Em audiência pública realizada nesta segunda-feira (19) na Câmara Municipal, solicitada pelo SINSERPU-JF, servidores, vereadores e lideranças sindicais debateram os dois projetos que tramitam no Legislativo: um que cria um fundo para pagamento da dívida do plano de saúde e outro que propõe a criação de uma autarquia para gerir o Saúde Servidor. Antes da sessão, o Sindicato realizou uma assembleia em frente à Câmara, onde foi cobrado que, qualquer votação no Legislativo sobre o PAS-JF, seja debatido previamente. Os servidores também aprovaram, por unanimidade, o Estado Permanente de Assembleia da categoria, com paralisação das atividades.
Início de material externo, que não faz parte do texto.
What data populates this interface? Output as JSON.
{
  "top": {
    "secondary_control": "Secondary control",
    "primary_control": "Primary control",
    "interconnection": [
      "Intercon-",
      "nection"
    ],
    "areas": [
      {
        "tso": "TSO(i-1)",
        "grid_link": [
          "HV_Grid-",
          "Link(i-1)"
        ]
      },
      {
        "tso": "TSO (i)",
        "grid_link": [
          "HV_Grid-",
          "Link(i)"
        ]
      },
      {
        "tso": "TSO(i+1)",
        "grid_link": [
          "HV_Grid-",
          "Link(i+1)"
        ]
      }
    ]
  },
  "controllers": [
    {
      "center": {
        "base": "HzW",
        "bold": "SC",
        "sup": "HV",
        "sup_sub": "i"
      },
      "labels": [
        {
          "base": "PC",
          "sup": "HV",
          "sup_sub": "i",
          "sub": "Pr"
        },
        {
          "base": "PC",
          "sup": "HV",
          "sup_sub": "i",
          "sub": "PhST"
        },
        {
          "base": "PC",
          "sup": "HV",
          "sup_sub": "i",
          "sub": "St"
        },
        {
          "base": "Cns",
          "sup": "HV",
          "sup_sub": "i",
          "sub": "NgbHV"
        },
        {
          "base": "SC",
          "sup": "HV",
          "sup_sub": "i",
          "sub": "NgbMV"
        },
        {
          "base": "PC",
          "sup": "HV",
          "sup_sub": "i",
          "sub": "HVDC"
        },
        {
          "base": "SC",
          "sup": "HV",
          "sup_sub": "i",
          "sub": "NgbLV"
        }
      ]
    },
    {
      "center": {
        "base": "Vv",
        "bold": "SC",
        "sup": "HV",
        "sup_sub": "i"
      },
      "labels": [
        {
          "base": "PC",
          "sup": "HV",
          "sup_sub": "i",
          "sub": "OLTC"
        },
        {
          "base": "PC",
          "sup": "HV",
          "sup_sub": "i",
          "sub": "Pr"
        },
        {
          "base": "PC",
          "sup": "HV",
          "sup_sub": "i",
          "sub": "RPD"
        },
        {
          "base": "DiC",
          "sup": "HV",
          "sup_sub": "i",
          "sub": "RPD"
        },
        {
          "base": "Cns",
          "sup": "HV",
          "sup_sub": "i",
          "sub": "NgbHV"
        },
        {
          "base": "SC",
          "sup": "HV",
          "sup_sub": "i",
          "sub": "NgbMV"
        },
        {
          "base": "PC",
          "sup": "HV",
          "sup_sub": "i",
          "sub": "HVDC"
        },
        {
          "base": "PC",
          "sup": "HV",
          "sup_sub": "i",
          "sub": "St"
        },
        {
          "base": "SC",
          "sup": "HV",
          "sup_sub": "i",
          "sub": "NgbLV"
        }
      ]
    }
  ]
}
Durante a audiência, a presidenta do SINSERPU-JF, Deise Medeiros, destacou que o Sindicato representa a maioria dos usuários do plano e que o consenso com o Executivo limitou-se à criação da autarquia e à fonte de custeio. Ela salientou que a mensagem enviada à Câmara não abrange garantias importantes aos usuários do PAS-JF. Deise alertou, ainda, que a sanção da Lei 14.211, aprovada em 2021 na Câmara Municipal, prevê que, caso o PAS-JF não seja “vantajoso” poderá ser administrado por uma operadora privada com apenas “uma canetada” da prefeita. Diante desse cenário nefasto, Deise anunciou que o jurídico do SINSERPU-JF elaborou um parecer de 17 páginas sobre o projeto enviado pela PJF ao Legislativo.
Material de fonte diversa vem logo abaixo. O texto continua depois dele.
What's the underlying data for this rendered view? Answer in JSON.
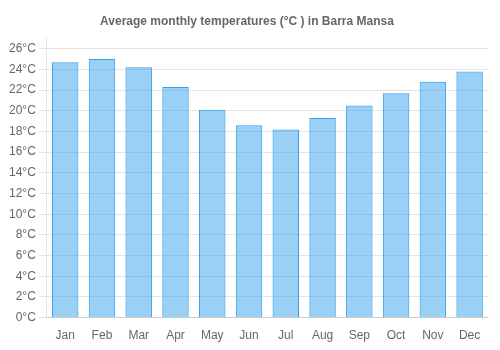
{
  "chart_data": {
    "type": "bar",
    "title": "Average monthly temperatures (°C ) in Barra Mansa",
    "categories": [
      "Jan",
      "Feb",
      "Mar",
      "Apr",
      "May",
      "Jun",
      "Jul",
      "Aug",
      "Sep",
      "Oct",
      "Nov",
      "Dec"
    ],
    "values": [
      24.7,
      25.0,
      24.2,
      22.3,
      20.1,
      18.6,
      18.2,
      19.3,
      20.5,
      21.7,
      22.8,
      23.8
    ],
    "ylim": [
      0,
      27
    ],
    "yticks": [
      {
        "value": 0,
        "label": "0°C"
      },
      {
        "value": 2,
        "label": "2°C"
      },
      {
        "value": 4,
        "label": "4°C"
      },
      {
        "value": 6,
        "label": "6°C"
      },
      {
        "value": 8,
        "label": "8°C"
      },
      {
        "value": 10,
        "label": "10°C"
      },
      {
        "value": 12,
        "label": "12°C"
      },
      {
        "value": 14,
        "label": "14°C"
      },
      {
        "value": 16,
        "label": "16°C"
      },
      {
        "value": 18,
        "label": "18°C"
      },
      {
        "value": 20,
        "label": "20°C"
      },
      {
        "value": 22,
        "label": "22°C"
      },
      {
        "value": 24,
        "label": "24°C"
      },
      {
        "value": 26,
        "label": "26°C"
      }
    ],
    "grid": true
  }
}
Para o SINSERPU-JF, o texto não pode ser votado pela Casa da forma como está, porque a Prefeitura deixaria de fazer os ajustes necessários e jogaria para a Câmara a responsabilidade de alterá-lo. E, ao tentar corrigir o projeto com emendas, a Câmara, provavelmente, cometeria “vício de iniciativa”, já que essas mudanças seriam competência do Executivo. Com isso, o município sancionaria o plano da forma como pretendia, sem as garantias de direitos importantes para os usuários. Outra questão apontada no parecer jurídico está relacionada ao fundo para pagamento da dívida que precisa ser verificado com cuidado pelo Legislativo. Há a possibilidade de prestadores de serviços terem suas dívidas anistiadas com o município em troca do pagamento dos débitos do Saúde do Servidor. Na avaliação do jurídico do SINSERPU-JF, isso é preocupante.
No plenário da Câmara, Deise leu, na íntegra, a conclusão do parecer, que aponta nove ilegalidades e omissões estruturais, como ambiguidade na comissão de administração de 5%, ausência de cobertura do déficit assistencial pelo Município, desequilíbrio no Conselho de Administração e revogação da lei atual sem garantia de continuidade das coberturas. O documento (que pode ser acessado na íntegra no anexo ao final da matéria) classifica o projeto como retrocesso social e recomenda, prioritariamente, a retirada da proposta pelo Poder Executivo. O SINSERPU-JF segue mobilizado para que o Saúde do Servidor se torne, de fato, um patrimônio dos servidores municipais. “E parem de fazer politicagem com o que é direito do servidor. Há um flagrante retrocesso social implementado na gestão do PAS-JF, na gestão do PT em Juiz de Fora”, concluiu Deise.